On This Day in Trans Am History: May 15, 1983
May 15, 2020
May 15, 1983
David Hobbs came home victorious in his fourth start in the Trans Am Series presented by Pirelli, winning the second round of the 1983 campaign at Summit Point (West Virginia) International Raceway.
Driving the No. 29 DeAtley/Budweiser Chevrolet Camaro, the Englishman started second but led all 50 laps on the 10-turn, two-mile circuit in the Washington, D. C. region known for defensive driving training for military and law enforcement personnel.
Tom Gloy finished second in the No. 8 Lane Sports Mercury Capri, 20.369-seconds behind.

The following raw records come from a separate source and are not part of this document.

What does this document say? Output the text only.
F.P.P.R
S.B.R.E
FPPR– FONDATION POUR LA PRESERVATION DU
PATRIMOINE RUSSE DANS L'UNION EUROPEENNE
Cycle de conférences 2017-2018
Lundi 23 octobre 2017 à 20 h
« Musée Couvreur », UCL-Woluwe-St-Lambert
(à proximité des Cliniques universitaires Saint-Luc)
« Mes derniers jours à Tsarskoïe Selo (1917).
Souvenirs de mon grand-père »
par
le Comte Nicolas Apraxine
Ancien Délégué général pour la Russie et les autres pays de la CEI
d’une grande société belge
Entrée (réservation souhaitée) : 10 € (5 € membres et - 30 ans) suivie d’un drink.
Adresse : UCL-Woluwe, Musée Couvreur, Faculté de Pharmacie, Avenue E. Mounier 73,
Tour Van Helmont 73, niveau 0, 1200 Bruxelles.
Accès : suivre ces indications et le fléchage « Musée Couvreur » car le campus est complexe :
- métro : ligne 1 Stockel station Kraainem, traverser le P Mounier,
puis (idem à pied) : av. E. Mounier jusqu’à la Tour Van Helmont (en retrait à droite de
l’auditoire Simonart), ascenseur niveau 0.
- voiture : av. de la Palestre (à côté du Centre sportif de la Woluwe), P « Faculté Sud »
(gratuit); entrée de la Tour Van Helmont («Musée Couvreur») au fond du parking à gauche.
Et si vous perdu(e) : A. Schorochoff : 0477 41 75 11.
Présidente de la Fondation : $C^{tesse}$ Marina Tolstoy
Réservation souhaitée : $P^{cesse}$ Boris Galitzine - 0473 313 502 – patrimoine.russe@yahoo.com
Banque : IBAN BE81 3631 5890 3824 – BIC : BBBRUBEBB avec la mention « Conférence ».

Gloy ran the fastest qualifying lap, 1 minute, 16.04-seconds, but started third as his best lap came a day late.
Paul Newman, a 1982 winner at Brainerd, placed third in only his fourth Trans Am. The racer/actor started fifth in Bob Sharp’s Pepsi Datsun 280Z Turbo.
Willy T. Ribbs won the pole in Friday qualifying and turned the fastest race lap in the No. 28 DeAtley/Budweiser Camaro. He crashed out on lap 34 to bring out the lone caution of the event.

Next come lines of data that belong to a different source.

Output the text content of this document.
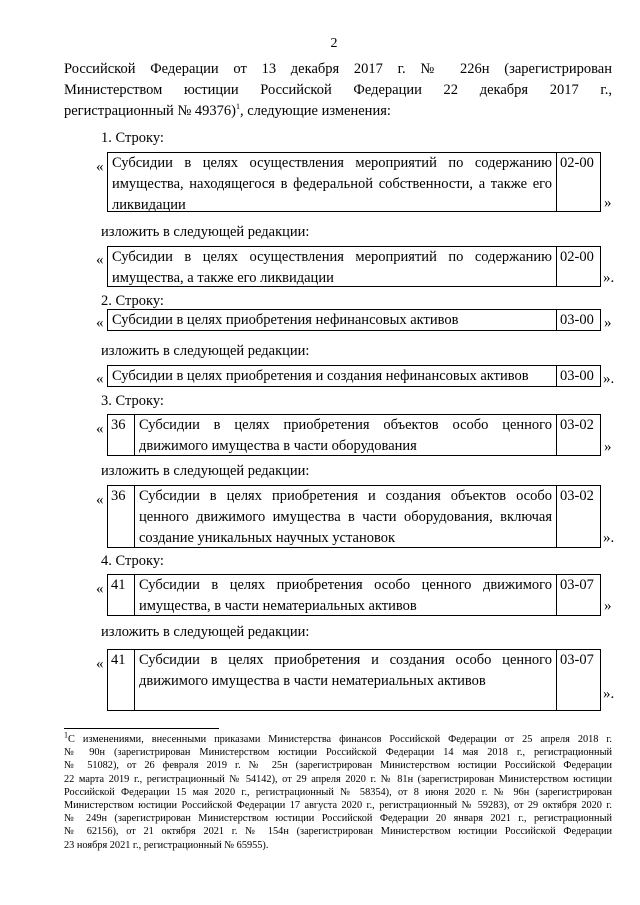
2
Российской Федерации от 13 декабря 2017 г. № 226н (зарегистрирован
Министерством юстиции Российской Федерации 22 декабря 2017 г.,
регистрационный № 49376)$^1$, следующие изменения:
1. Строку:
« Субсидии в целях осуществления мероприятий по содержанию
имущества, находящегося в федеральной собственности, а также его
ликвидации
02-00
»
изложить в следующей редакции:
« Субсидии в целях осуществления мероприятий по содержанию
имущества, а также его ликвидации
02-00
».
2. Строку:
« Субсидии в целях приобретения нефинансовых активов	03-00 »
изложить в следующей редакции:
« Субсидии в целях приобретения и создания нефинансовых активов	03-00 ».
3. Строку:
« 36 Субсидии в целях приобретения объектов особо ценного
движимого имущества в части оборудования
03-02
»
изложить в следующей редакции:
« 36 Субсидии в целях приобретения и создания объектов особо
ценного движимого имущества в части оборудования, включая
создание уникальных научных установок
03-02
».
4. Строку:
« 41 Субсидии в целях приобретения особо ценного движимого
имущества, в части нематериальных активов
03-07
»
изложить в следующей редакции:
« 41 Субсидии в целях приобретения и создания особо ценного
движимого имущества в части нематериальных активов
03-07
».
$^1$С изменениями, внесенными приказами Министерства финансов Российской Федерации от 25 апреля 2018 г.
№ 90н (зарегистрирован Министерством юстиции Российской Федерации 14 мая 2018 г., регистрационный
№ 51082), от 26 февраля 2019 г. № 25н (зарегистрирован Министерством юстиции Российской Федерации
22 марта 2019 г., регистрационный № 54142), от 29 апреля 2020 г. № 81н (зарегистрирован Министерством юстиции
Российской Федерации 15 мая 2020 г., регистрационный № 58354), от 8 июня 2020 г. № 96н (зарегистрирован
Министерством юстиции Российской Федерации 17 августа 2020 г., регистрационный № 59283), от 29 октября 2020 г.
№ 249н (зарегистрирован Министерством юстиции Российской Федерации 20 января 2021 г., регистрационный
№ 62156), от 21 октября 2021 г. № 154н (зарегистрирован Министерством юстиции Российской Федерации
23 ноября 2021 г., регистрационный № 65955).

Gene Felton, winner of the 1983 opener at Moroso Park, qualified fourth but exited after 12 laps due to engine problems in the Oftedahl Pontiac Trans-Am.
Hobbs went on to win four races and score seven podiums en route to capturing the championship.
The New York Times published a race-day preview, headlined “Revival for Trans-Am Series.” In the article, Steve Potter wrote, “Today, thanks to some timely rule changes and sponsorship help from Budweiser, the Trans-Am is back,” pointing to the move to allow tube-frame chassis and a 40-car field for the event.